Ok ye the CA system isn't great, but as far as I'm aware, letsencrypt do DNS queries from multiple POPs, so that the route would have to propagate extremely widely to convince them to issue a cert.


A representative of LE commented on HN recently that they do not verify from multiple POPs. But even if they did, that would not stop this attack.

There are hundreds of CAs, and not all of them are going to verify from multiple POPs. You only need your attack to work on one CA for it to be effective against every client on the web.

Even if all CAs verified from multiple POPs (not likely) the attacker will just increase their attack to advertise from multiple ISPs/POPs. The attack is virtually the same, the only thing you need is more network access, which is not hard to get.
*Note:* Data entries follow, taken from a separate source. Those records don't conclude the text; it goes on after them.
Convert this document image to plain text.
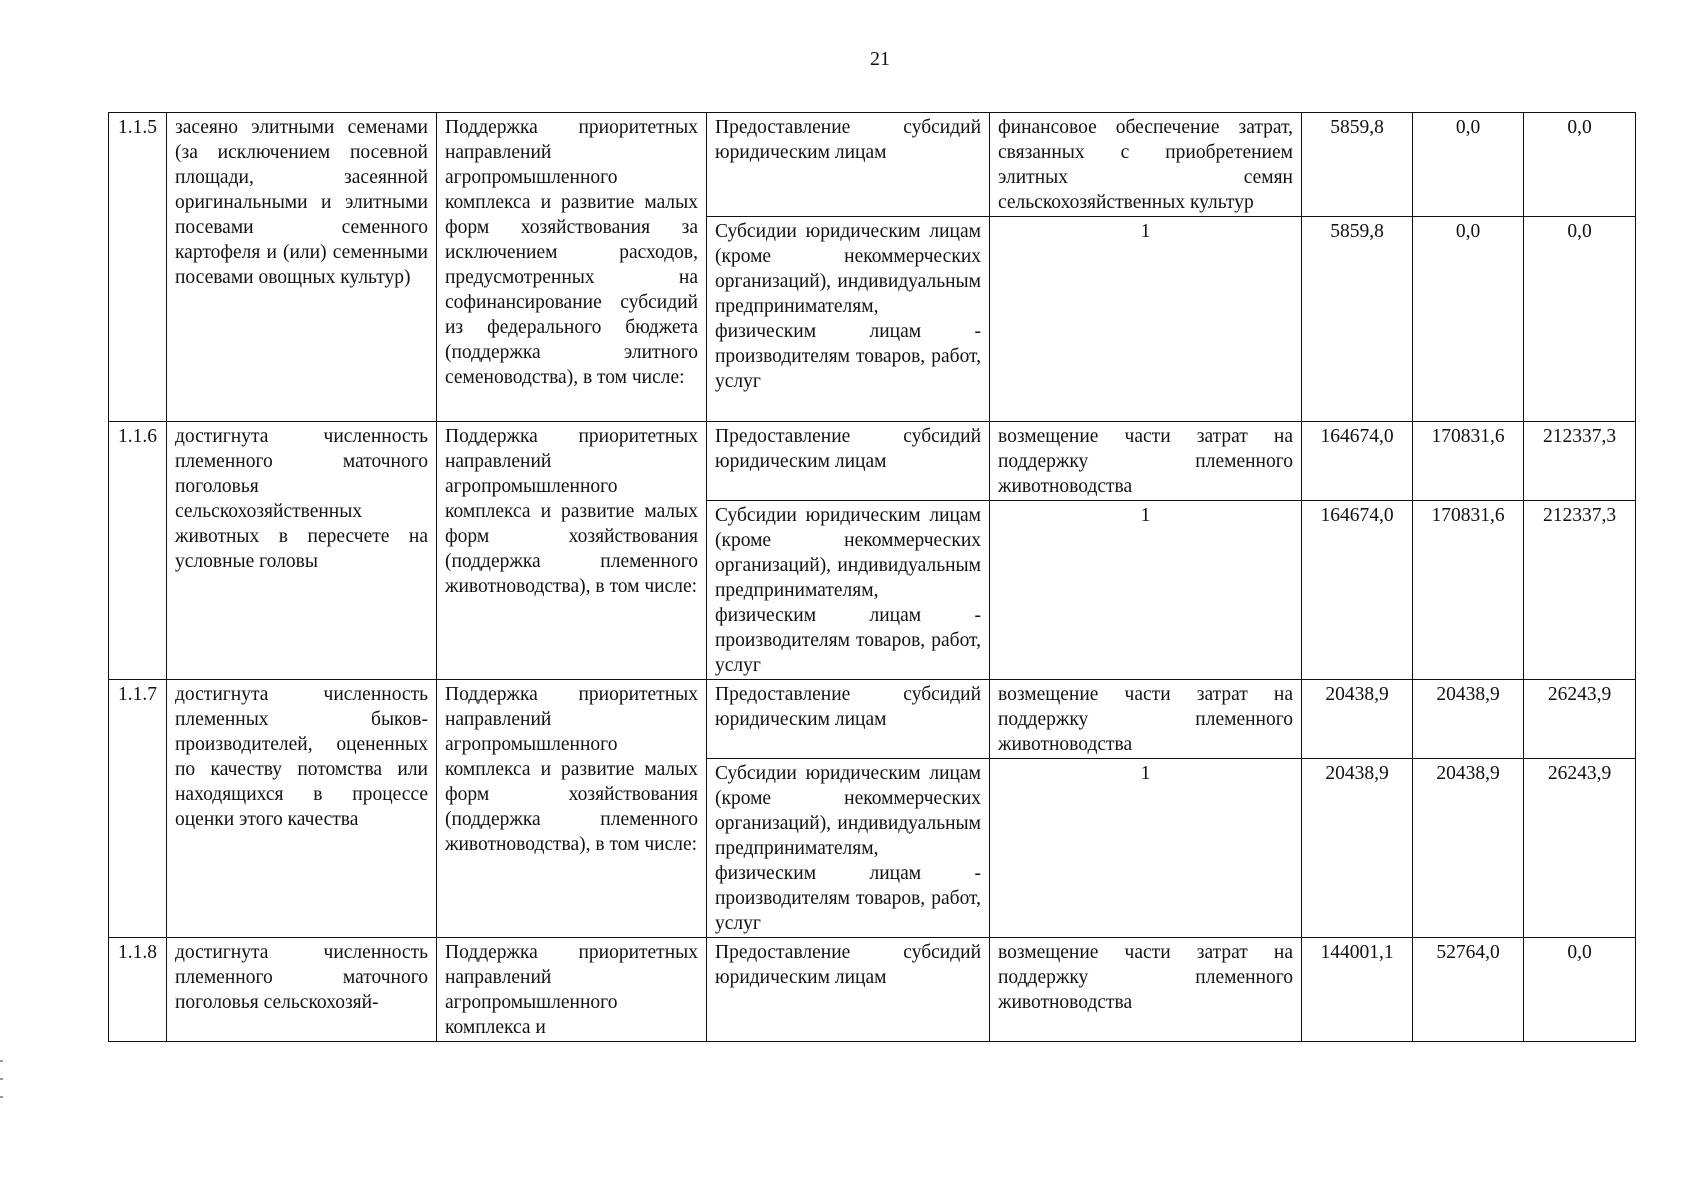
21
1.1.5	засеяно элитными семенами (за исключением посевной площади, засеянной оригинальными и элитными посевами семенного картофеля и (или) семенными посевами овощных культур)	Поддержка приоритетных направлений агропромышленного комплекса и развитие малых форм хозяйствования за исключением расходов, предусмотренных на софинансирование субсидий из федерального бюджета (поддержка элитного семеноводства), в том числе:	Предоставление субсидий юридическим лицам	финансовое обеспечение затрат, связанных с приобретением элитных семян сельскохозяйственных культур	5859,8	0,0	0,0

			Субсидии юридическим лицам (кроме некоммерческих организаций), индивидуальным предпринимателям, физическим лицам - производителям товаров, работ, услуг	1	5859,8	0,0	0,0
1.1.6	достигнута численность племенного маточного поголовья сельскохозяйственных животных в пересчете на условные головы	Поддержка приоритетных направлений агропромышленного комплекса и развитие малых форм хозяйствования (поддержка племенного животноводства), в том числе:	Предоставление субсидий юридическим лицам	возмещение части затрат на поддержку племенного животноводства	164674,0	170831,6	212337,3

			Субсидии юридическим лицам (кроме некоммерческих организаций), индивидуальным предпринимателям, физическим лицам - производителям товаров, работ, услуг	1	164674,0	170831,6	212337,3
1.1.7	достигнута численность племенных быков-производителей, оцененных по качеству потомства или находящихся в процессе оценки этого качества	Поддержка приоритетных направлений агропромышленного комплекса и развитие малых форм хозяйствования (поддержка племенного животноводства), в том числе:	Предоставление субсидий юридическим лицам	возмещение части затрат на поддержку племенного животноводства	20438,9	20438,9	26243,9

			Субсидии юридическим лицам (кроме некоммерческих организаций), индивидуальным предпринимателям, физическим лицам - производителям товаров, работ, услуг	1	20438,9	20438,9	26243,9
1.1.8	достигнута численность племенного маточного поголовья сельскохозяй-	Поддержка приоритетных направлений агропромышленного комплекса и	Предоставление субсидий юридическим лицам	возмещение части затрат на поддержку племенного животноводства	144001,1	52764,0	0,0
There aren't really "hundreds" of CAs in a sense that matters here.

Last time somebody insisted on this I actually counted, I forget the answer I got, but it's less than three figures.

You can get a bigger number if your idea of "effective against every client on the web" is "It works in Internet Explorer". Microsoft is very... liberal in accepting new CAs controlled by corporate or sovereign entities.

But if you expect "every client on the web" to include Chrome on Android phones, Safari on iPhones and Firefox everywhere, not just Internet Explorer, then you're talking about dozens, not hundreds, mostly because of the work done by Mozilla.

And most of those CAs are fairly small. Forget a nice API you can just make an HTTP request to and get your certificate in seconds, some of them are going to expect you to wait until business hours and talk to them on the telephone.


Thanks for that, I had no idea! I stand corrected :)


I don't enforce pinning but I do enforce checking the TLS hostname. I assume that's good enough what with certificate transparency, 100% works against a passive attack anyway?

I looked into pinning but the big services warn against it as they could change their certs at anytime, which is fair enough.

They'd have to convince a large enough percentage of the internet to accept their routes. Automated DNS services like letsencrypt make sure to take measurements from many places around the world to prevent things like this right?